In July 2014, a group of all ages gathered at St. Martin-in-the-Fields Episcopal Church for the simple goal of feeding the homeless. Service Sunday was born, with folks gathering on the second Sunday of each month to make sack lunches for those lined up outside the doors of Union Gospel Mission of Tarrant County (UGM), hoping for a meal. Over 1,300 sack lunches have fed those in need since this ministry began.
Service Sunday has expanded with monthly giving campaigns to help support the ministry of UGM. After a year of reaching out with love to those in need, teens and adults gathered for a week of mission work at UGM.
On July 20-23, a team of volunteers loaded up in vehicles each morning around 8:00 am, donning blue “volunteer” shirts. They gathered for prayer and left the St. Martin’s parking lot, not knowing exactly what the day would bring.
Lezlee Kinney, volunteer coordinator at UGM, offered many areas for our team to volunteer. From leading chapel, sorting books and clothes in the donation warehouse to scrubbing pews in the chapel, teens and adults worked side by side to make a difference. But, the single most transformative experience for our group was found in the large kitchen and dining hall that provides lunch for over 300 people each day.
Teens and adults were tasked with chopping vegetables, setting the tables with napkins and silverware, and helping prepare a healthy meal for the children, teens and adults who often wonder where their next meal may be found. Each guest was served “restaurant style” with a teen or adult bringing their meal directly to their table.
Lunch was a fast operation, with teens and adults swooping to clear and clean tables and prepare for the next round of guests entering the dining area. Those who entered the dining hall were exhausted from the heat and looking for a few moments of rest and “comfort food.”
On the last day of City Week, teens and adult volunteers gathered for a brainstorming session, to think of ideas and programs that might benefit UGM. Paula Maddon, an adult volunteer, recalled a moment:
We were talking about if we had $1000 to spend, what we could do with this amount of money to make a difference in the lives of homeless people. As we were discussing ideas, the conversation turned around to whether the homeless person ever imagined when they were teens that they ever would be in the situation that they are in now—homeless. The kids were really quiet and thoughtful for a while, and the consensus was that at their age now, they couldn’t imagine that they would ever need the services of a place such as Union Gospel Mission—that they’d ever end up homeless, and therefore they decided the typical homeless person never thought they would be in the situation they were in now.
It was so good to see the people who came to celebrate their birthdays be happy! When I came over to help this family [by giving them some water to use for painting crafts], they said thank you every single time I came over, which was a lot! I found out later that family was making calls about getting a home soon, and I was ECSTATIC for them!!!I also LOVED seeing the kids faces when we did crafts and when we handed out food trays; their smiles just broke my heart but warmed it at the same time! You were right when you said we became different people after each day of the mission trip!

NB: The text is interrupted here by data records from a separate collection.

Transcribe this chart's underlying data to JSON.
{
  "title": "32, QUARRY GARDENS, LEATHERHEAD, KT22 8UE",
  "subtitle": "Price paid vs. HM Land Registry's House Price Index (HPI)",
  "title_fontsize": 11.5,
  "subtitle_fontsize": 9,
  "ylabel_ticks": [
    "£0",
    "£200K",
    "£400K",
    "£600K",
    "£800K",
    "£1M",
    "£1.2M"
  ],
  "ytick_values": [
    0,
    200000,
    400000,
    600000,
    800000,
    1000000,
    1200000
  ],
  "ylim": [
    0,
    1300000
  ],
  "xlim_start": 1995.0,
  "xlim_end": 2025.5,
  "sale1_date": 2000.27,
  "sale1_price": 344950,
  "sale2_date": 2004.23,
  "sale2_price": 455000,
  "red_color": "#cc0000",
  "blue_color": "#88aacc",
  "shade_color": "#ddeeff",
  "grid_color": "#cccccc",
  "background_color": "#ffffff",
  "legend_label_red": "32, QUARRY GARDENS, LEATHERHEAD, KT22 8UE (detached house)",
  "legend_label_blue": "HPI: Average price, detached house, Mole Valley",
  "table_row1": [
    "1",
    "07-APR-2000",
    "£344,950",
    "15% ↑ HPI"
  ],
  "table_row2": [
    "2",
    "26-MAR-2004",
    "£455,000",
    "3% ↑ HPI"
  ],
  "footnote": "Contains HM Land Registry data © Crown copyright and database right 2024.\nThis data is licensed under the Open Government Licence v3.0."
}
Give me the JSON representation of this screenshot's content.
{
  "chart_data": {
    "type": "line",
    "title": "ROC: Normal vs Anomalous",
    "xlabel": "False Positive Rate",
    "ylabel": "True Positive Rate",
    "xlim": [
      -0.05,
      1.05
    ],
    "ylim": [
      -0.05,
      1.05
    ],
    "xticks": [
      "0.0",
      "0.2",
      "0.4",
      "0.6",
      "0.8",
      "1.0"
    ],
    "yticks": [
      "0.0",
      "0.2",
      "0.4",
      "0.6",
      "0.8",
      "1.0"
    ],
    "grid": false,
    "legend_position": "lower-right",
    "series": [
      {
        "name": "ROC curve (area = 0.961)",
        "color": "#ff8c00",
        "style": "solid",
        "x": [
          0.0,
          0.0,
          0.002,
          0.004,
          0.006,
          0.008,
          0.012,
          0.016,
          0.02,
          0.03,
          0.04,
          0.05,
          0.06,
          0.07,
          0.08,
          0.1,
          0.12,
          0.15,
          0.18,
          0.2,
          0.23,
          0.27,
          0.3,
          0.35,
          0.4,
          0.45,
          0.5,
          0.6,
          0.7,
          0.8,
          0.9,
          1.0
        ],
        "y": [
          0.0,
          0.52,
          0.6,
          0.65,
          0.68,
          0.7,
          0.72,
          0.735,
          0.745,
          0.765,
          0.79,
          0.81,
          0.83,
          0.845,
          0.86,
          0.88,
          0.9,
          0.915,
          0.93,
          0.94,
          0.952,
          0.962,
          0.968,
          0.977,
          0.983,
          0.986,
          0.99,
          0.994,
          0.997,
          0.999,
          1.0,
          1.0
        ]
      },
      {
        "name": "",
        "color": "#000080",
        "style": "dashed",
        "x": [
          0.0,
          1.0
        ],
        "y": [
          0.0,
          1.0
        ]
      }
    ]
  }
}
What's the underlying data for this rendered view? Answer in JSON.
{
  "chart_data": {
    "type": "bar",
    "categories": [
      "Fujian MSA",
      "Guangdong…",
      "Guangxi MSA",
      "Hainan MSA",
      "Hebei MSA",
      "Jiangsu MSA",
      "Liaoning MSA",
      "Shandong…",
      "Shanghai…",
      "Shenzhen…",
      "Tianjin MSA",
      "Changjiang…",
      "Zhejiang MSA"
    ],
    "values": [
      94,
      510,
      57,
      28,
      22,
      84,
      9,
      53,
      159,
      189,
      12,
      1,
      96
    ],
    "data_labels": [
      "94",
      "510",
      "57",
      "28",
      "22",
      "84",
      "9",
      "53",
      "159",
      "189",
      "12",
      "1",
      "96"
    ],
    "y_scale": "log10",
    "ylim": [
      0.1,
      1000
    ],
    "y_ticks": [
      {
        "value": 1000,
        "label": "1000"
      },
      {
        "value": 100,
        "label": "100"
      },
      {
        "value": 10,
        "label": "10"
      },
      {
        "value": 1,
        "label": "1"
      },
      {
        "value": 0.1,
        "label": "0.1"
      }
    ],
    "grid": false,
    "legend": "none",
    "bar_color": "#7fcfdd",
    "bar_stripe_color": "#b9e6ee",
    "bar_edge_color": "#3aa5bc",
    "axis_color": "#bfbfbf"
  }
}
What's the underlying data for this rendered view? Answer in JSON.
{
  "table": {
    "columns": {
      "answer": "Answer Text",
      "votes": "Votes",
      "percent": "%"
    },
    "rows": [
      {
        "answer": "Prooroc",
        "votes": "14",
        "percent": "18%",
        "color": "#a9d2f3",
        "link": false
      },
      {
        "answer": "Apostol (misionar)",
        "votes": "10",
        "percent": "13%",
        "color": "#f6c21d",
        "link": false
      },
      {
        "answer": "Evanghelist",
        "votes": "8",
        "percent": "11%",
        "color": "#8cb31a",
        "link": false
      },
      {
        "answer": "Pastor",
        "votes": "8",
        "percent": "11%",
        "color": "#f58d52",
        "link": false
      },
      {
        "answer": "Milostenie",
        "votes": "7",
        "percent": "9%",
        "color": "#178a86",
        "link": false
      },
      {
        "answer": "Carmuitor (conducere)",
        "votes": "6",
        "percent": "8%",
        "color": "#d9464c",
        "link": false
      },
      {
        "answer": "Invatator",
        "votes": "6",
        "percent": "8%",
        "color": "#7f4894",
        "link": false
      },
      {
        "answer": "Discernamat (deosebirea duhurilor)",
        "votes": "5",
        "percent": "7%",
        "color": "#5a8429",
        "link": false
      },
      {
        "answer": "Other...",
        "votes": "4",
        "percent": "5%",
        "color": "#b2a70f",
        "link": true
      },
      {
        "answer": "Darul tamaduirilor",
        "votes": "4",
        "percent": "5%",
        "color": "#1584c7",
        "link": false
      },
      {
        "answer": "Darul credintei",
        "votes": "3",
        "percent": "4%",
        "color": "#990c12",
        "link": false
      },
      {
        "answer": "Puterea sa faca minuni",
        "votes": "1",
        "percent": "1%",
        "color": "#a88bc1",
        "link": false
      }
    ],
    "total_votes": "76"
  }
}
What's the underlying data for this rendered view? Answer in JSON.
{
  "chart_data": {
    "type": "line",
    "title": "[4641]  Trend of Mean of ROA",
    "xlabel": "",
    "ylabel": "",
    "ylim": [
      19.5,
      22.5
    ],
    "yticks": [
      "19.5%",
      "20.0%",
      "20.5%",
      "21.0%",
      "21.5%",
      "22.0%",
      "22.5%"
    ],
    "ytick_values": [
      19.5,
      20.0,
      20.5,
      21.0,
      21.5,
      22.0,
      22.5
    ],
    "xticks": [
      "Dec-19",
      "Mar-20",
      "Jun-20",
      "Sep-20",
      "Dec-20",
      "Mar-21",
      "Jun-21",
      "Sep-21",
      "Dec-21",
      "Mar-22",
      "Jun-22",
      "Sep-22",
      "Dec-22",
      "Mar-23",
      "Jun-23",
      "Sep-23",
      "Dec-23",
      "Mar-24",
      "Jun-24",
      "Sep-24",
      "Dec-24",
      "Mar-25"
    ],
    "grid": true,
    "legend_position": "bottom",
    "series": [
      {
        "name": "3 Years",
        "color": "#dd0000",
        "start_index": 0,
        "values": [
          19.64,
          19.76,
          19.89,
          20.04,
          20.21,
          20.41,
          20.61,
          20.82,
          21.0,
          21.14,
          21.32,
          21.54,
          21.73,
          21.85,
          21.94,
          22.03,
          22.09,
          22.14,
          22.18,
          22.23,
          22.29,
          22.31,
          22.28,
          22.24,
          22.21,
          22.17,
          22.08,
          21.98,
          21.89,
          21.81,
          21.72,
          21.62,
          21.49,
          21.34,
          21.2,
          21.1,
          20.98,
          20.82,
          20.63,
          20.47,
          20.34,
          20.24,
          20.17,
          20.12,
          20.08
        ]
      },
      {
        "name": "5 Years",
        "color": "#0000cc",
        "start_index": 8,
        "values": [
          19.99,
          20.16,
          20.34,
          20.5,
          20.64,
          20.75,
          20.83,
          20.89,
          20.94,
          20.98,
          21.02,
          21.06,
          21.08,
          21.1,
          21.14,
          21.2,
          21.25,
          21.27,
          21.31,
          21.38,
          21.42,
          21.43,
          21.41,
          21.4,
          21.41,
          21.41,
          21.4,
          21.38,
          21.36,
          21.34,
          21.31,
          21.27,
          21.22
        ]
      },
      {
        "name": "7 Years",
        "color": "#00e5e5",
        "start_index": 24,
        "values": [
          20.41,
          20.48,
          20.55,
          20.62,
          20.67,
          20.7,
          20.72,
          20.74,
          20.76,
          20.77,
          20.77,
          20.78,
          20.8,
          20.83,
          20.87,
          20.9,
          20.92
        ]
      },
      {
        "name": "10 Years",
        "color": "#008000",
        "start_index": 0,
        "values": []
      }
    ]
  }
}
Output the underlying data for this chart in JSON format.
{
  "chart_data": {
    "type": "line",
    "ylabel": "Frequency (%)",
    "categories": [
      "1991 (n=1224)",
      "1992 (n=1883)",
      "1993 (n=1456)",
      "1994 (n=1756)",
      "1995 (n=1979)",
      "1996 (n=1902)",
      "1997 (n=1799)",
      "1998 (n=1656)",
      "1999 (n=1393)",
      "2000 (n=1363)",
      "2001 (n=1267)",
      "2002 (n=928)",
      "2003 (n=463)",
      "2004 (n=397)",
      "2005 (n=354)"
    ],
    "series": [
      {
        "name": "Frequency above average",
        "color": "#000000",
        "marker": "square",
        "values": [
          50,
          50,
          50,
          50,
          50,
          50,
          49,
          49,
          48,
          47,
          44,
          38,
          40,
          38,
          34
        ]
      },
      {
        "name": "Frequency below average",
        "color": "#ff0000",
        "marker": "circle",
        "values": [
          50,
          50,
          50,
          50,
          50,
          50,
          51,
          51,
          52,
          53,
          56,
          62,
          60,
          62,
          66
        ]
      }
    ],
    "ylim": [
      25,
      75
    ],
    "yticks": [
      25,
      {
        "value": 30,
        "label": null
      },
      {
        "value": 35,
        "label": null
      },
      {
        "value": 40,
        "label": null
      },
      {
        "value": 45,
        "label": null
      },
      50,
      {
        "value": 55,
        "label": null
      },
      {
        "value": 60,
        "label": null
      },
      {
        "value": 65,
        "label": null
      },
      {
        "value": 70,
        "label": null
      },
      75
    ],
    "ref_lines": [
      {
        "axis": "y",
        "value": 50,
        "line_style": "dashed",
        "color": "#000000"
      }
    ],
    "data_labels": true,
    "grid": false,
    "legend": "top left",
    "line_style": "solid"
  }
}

I enjoyed being with the youth and the other adults. It caused me to get out of my concerns and the concerns of my fellow “oldsters” and to realize how wonderful the outlook of the youth are at St. Martin. They are very caring and eager to help others not as fortunate as they are.” said Joan Thelin, an adult volunteer.
You all thanked me, [but] it is the Mission who thanks you all. Your serving hearts, attitudes and effort were amazing to witness.We look forward to many more experiences and memories with St. Martin-in-the-Fields!